Solomon is the Lee and Geraldine Martin Professor of Environmental Studies at the Massachusetts Institute of Technology and was the Founding Director of the MIT Environmental Solutions Initiative from 2014-2015. She is well known for pioneering work that explained why there is a hole in the Antarctic ozone layer and is the author of several influential scientific papers in climate science. Solomon received the Crafoord Prize from the Swedish Academy of Sciences in 2018, the 1999 US National Medal of Science, the nation’s highest scientific award, in 1999, and has also received the Grande Medaille of the French Academy of Sciences, the Blue Planet Prize in Japan, the BBVA Frontiers of Knowledge Award, and the Volvo Environment Prize. She is a member of the US National Academy of Sciences, the French Academy of Sciences, and the Royal Society in the UK. She served as co-chair for the Intergovernmental Panel on Climate Change (IPCC) fourth climate science assessment report, released in 2007. Time magazine named Solomon as one of the 100 most influential people in the world in 2008.

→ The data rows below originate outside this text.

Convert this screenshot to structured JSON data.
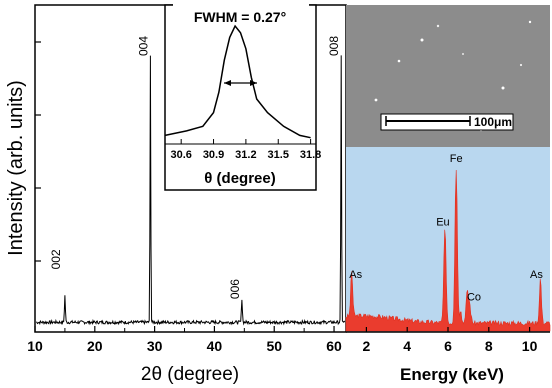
{
  "chart_data": [
    {
      "type": "line",
      "xlabel": "2θ (degree)",
      "ylabel": "Intensity (arb. units)",
      "xlim": [
        10,
        62
      ],
      "x_ticks": [
        "10",
        "20",
        "30",
        "40",
        "50",
        "60"
      ],
      "grid": false,
      "peaks": [
        {
          "label": "002",
          "x": 15.0,
          "y": 0.1
        },
        {
          "label": "004",
          "x": 29.3,
          "y": 1.0
        },
        {
          "label": "006",
          "x": 44.6,
          "y": 0.09
        },
        {
          "label": "008",
          "x": 61.2,
          "y": 1.0
        }
      ]
    },
    {
      "type": "line",
      "title": "FWHM = 0.27°",
      "xlabel": "θ (degree)",
      "xlim": [
        30.45,
        31.85
      ],
      "x_ticks": [
        "30.6",
        "30.9",
        "31.2",
        "31.5",
        "31.8"
      ],
      "x": [
        30.45,
        30.65,
        30.8,
        30.9,
        30.95,
        31.0,
        31.05,
        31.1,
        31.15,
        31.2,
        31.25,
        31.3,
        31.4,
        31.55,
        31.7,
        31.8
      ],
      "values": [
        0.04,
        0.08,
        0.12,
        0.24,
        0.42,
        0.7,
        0.9,
        1.0,
        0.94,
        0.8,
        0.55,
        0.36,
        0.24,
        0.12,
        0.04,
        0.02
      ]
    },
    {
      "type": "area",
      "xlabel": "Energy (keV)",
      "xlim": [
        1.0,
        11.0
      ],
      "x_ticks": [
        "2",
        "4",
        "6",
        "8",
        "10"
      ],
      "peaks": [
        {
          "label": "As",
          "x": 1.28,
          "y": 0.28
        },
        {
          "label": "Eu",
          "x": 5.85,
          "y": 0.58
        },
        {
          "label": "Fe",
          "x": 6.4,
          "y": 1.0
        },
        {
          "label": "Co",
          "x": 6.93,
          "y": 0.17
        },
        {
          "label": "As",
          "x": 10.53,
          "y": 0.28
        }
      ]
    }
  ],
  "sem": {
    "scale_bar_label": "100μm"
  }
}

Sharon Squassoni (Co-Chair)
Squassoni is a research professor at the Institute for International Science and Technology Policy, Elliott School of International Affairs, at the George Washington University. She has specialized in nuclear nonproliferation, arms control and security policy for three decades, serving in the US government at the Arms Control and Disarmament Agency, the State Department, and the Congressional Research Service. Since 2007, she has directed research programs at the Center for Strategic and International Studies and the Carnegie Endowment for International Peace. A political scientist by training, she holds degrees from the State University of New York at Albany, the University of Maryland, and the National War College. As co-chair of the Science and Security Board, Squassoni is a member of the Governing Board, ex officio.
Wolfsthal is Director of the Nuclear Crisis Group, an independent project of Global Zero. Wolfsthal served previously as Special Assistant to the President of the United States for National Security Affairs and senior director at the National Security Council for arms control and nonproliferation. During his time in government, he was involved in almost every aspect of US nuclear weapons, arms control, nonproliferation and security policy. Previously, Wolfsthal was the Deputy Director of the Center for Nonproliferation Studies at the Monterey Institute of International Studies, and served for three years as special advisor to Vice President Biden on issues of nuclear security and nonproliferation. He served in several capacities during the 1990s at the US Department of Energy, including an on-the-ground assignment in North Korea during 1995-96. With Joseph Cirincione, he is the author of Deadly Arsenals: Tracking Weapons of Mass Destruction. Wolfsthal is a non-resident fellow with the Carnegie Endowment for International Peace.